The core of any trip to Nine Mile is a tour of Bob Marley’s home, which remains untouched from the days he lived there. Walk through for a look at the intimate details of his daily life, such as his favorite clothing and chair. Rastafarian guides fill you in on Marley’s childhood, career, and Rastafarian culture as you go, making the most of every display. Most tours also include a trip to Mt. Zion Rock, Marley’s frequented meditation spot and home to the rock “pillow” mentioned in his song “Talkin’ Blues,” as well as to his final resting place and mausoleum. Reggae lovers can enjoy the displays at a more leisurely pace by visiting as part of a private tour, which also makes for a comfortable journey up the rugged mountain roads to Nine Mile.

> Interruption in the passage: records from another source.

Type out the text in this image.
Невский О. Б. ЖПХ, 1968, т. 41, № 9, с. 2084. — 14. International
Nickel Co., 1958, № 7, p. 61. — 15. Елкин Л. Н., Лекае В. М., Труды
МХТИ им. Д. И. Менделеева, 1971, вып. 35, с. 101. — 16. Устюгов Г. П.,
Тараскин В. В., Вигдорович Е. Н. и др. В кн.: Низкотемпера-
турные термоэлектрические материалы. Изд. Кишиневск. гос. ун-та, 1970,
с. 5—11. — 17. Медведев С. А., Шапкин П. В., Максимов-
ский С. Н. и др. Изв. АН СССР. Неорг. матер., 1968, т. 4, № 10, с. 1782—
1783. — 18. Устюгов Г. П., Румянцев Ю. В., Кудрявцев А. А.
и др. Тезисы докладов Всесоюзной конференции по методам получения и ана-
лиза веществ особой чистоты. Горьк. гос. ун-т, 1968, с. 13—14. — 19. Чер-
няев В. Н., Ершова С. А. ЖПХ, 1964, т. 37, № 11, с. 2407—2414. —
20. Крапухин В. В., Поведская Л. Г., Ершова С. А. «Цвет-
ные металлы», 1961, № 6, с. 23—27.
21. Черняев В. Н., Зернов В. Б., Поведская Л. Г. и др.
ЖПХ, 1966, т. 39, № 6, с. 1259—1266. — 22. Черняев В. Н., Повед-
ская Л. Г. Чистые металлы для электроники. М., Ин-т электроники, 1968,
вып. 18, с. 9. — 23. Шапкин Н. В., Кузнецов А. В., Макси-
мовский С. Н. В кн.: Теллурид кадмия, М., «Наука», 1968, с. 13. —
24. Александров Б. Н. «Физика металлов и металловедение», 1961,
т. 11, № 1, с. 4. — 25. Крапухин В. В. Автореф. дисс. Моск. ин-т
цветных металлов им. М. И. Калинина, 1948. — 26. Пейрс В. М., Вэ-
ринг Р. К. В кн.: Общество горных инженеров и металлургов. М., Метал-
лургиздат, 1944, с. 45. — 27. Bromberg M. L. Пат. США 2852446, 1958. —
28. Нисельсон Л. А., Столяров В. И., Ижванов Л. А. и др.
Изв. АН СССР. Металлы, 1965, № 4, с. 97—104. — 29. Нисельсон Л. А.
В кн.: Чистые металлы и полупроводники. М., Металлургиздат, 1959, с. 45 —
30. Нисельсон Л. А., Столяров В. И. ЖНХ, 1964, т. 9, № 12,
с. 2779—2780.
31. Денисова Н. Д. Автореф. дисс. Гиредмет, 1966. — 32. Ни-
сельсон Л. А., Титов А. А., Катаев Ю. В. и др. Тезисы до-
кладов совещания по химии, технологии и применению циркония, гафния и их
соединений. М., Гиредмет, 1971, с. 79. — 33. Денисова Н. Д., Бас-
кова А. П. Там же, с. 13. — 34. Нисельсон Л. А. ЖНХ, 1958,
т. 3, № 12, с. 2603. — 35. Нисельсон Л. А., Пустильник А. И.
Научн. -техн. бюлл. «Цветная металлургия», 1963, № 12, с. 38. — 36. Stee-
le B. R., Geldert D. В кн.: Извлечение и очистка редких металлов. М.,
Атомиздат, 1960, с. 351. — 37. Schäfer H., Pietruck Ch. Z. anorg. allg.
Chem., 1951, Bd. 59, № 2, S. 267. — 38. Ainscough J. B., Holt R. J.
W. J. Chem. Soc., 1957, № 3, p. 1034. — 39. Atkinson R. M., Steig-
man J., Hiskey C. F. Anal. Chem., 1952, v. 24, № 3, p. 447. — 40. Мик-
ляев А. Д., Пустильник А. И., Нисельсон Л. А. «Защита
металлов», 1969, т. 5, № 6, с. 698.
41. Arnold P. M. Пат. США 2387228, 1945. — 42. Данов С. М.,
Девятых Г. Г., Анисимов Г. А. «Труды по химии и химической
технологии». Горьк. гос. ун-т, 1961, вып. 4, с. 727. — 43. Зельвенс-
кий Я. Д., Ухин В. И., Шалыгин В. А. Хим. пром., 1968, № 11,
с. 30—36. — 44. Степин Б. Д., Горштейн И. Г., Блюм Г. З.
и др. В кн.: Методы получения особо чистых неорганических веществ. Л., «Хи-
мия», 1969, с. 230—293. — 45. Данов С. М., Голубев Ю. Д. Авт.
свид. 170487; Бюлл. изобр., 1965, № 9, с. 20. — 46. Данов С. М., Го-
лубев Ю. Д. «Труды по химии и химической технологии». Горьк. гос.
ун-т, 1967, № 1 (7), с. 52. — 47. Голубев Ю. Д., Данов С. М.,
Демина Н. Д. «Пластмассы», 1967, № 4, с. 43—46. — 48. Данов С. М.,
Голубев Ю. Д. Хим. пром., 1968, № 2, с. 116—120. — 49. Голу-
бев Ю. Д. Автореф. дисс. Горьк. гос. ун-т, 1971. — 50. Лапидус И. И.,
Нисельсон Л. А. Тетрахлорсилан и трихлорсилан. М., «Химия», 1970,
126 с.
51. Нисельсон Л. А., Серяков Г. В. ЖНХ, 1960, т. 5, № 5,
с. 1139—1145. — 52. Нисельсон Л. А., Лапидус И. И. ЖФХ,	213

Or bundle a visit to Nine Mile with other area attractions such as Dunn’s River Falls, the Luminous Lagoon, or the Jamaican restaurant owned by another local legend: Olympian Usain Bolt.
Things to Know Before You Go
- A Bob Marley Nine Mile tour is a must for reggae fans.
- The drive is bumpy—be prepared if you’re prone to motion sickness.
- Tours depart from Ocho Rios, Montego Bay, Falmouth, and Negril.
How to Get There
Nine Mile is located high in the mountains of St. Ann Parish, roughly a 2-hour drive from the coast. If you’re not visiting as part of a guided tour, you can rent a durable car and make your own way up the windy mountain road.
When to Get There
In general, Jamaica is most visited from mid-November through March, when the weather is warm and sunny. If you are driving to Nine Mile, leave early so you don’t have to make the long bumpy drive back in the dark.
Reggae music originated in Jamaica in the 1960s, but has since spread throughout the Caribbean, United States, and the rest of the world. Reggae is greatly influenced by jazz, blues, ska, and other music genres.